We leven in een vreemd heelal. Elk jaar wordt het groter; elk jaar neemt de afstand tussen de miljarden sterrenstelsels toe. Als krenten in rijzend deeg of als stippen op een opgeblazen ballon bewegen de stelsels uit elkaar. Gevoelige telescopen als de Hubble, het Keck-observatorium of de Very Large Telescope laten zelfs zien dat de uitdijing steeds sneller gaat.
Schematische weergave van het uitdijende heelal. Denk je de oppervlakte van deze bol in als ons complete heelal: de drie ruimte-dimensies, de tijdas en mogelijke opgerolde dimensies uit de stringtheorie passen er allemaal in.
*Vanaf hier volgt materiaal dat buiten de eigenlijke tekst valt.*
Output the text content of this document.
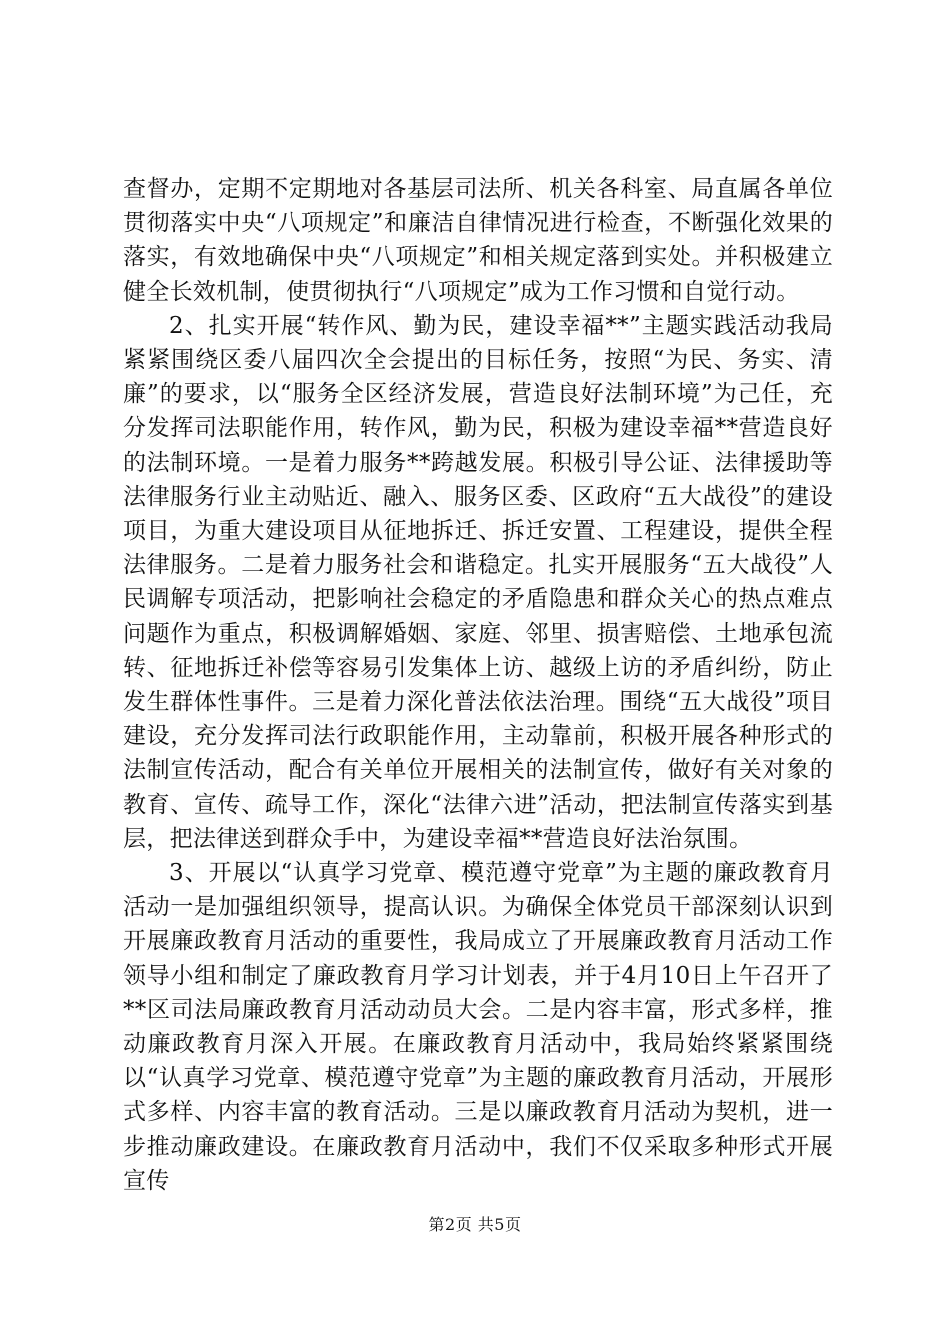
查督办，定期不定期地对各基层司法所、机关各科室、局直属各单位贯彻落实中央“八项规定”和廉洁自律情况进行检查，不断强化效果的落实，有效地确保中央“八项规定”和相关规定落到实处。并积极建立健全长效机制，使贯彻执行“八项规定”成为工作习惯和自觉行动。

2、扎实开展“转作风、勤为民，建设幸福**”主题实践活动我局紧紧围绕区委八届四次全会提出的目标任务，按照“为民、务实、清廉”的要求，以“服务全区经济发展，营造良好法制环境”为己任，充分发挥司法职能作用，转作风，勤为民，积极为建设幸福**营造良好的法制环境。一是着力服务**跨越发展。积极引导公证、法律援助等法律服务行业主动贴近、融入、服务区委、区政府“五大战役”的建设项目，为重大建设项目从征地拆迁、拆迁安置、工程建设，提供全程法律服务。二是着力服务社会和谐稳定。扎实开展服务“五大战役”人民调解专项活动，把影响社会稳定的矛盾隐患和群众关心的热点难点问题作为重点，积极调解婚姻、家庭、邻里、损害赔偿、土地承包流转、征地拆迁补偿等容易引发集体上访、越级上访的矛盾纠纷，防止发生群体性事件。三是着力深化普法依法治理。围绕“五大战役”项目建设，充分发挥司法行政职能作用，主动靠前，积极开展各种形式的法制宣传活动，配合有关单位开展相关的法制宣传，做好有关对象的教育、宣传、疏导工作，深化“法律六进”活动，把法制宣传落实到基层，把法律送到群众手中，为建设幸福**营造良好法治氛围。

3、开展以“认真学习党章、模范遵守党章”为主题的廉政教育月活动一是加强组织领导，提高认识。为确保全体党员干部深刻认识到开展廉政教育月活动的重要性，我局成立了开展廉政教育月活动工作领导小组和制定了廉政教育月学习计划表，并于4月10日上午召开了**区司法局廉政教育月活动动员大会。二是内容丰富，形式多样，推动廉政教育月深入开展。在廉政教育月活动中，我局始终紧紧围绕以“认真学习党章、模范遵守党章”为主题的廉政教育月活动，开展形式多样、内容丰富的教育活动。三是以廉政教育月活动为契机，进一步推动廉政建设。在廉政教育月活动中，我们不仅采取多种形式开展宣传

第2页 共5页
Blaas je de bol op, dan groeit de afstand tussen alle punten: vanuit ieder punt zie je alle andere punten van je afbewegen. Toch is er in het 2D-heelal geen middelpunt van de expansie aan te wijzen, net als in ons eigen heelal: er is geen oorsprong waar alles vandaan beweegt. De Oerknal, het begin van tijd en ruimte zo’n 15 miljard jaar terug, deed een eindeloos heelal ontstaan, met veel kleinere onderlinge afstanden dan we nu zien. De materie die nu in een bol van paar lichtjaar groot zit, paste toen in het volume van een knikker – of kleiner.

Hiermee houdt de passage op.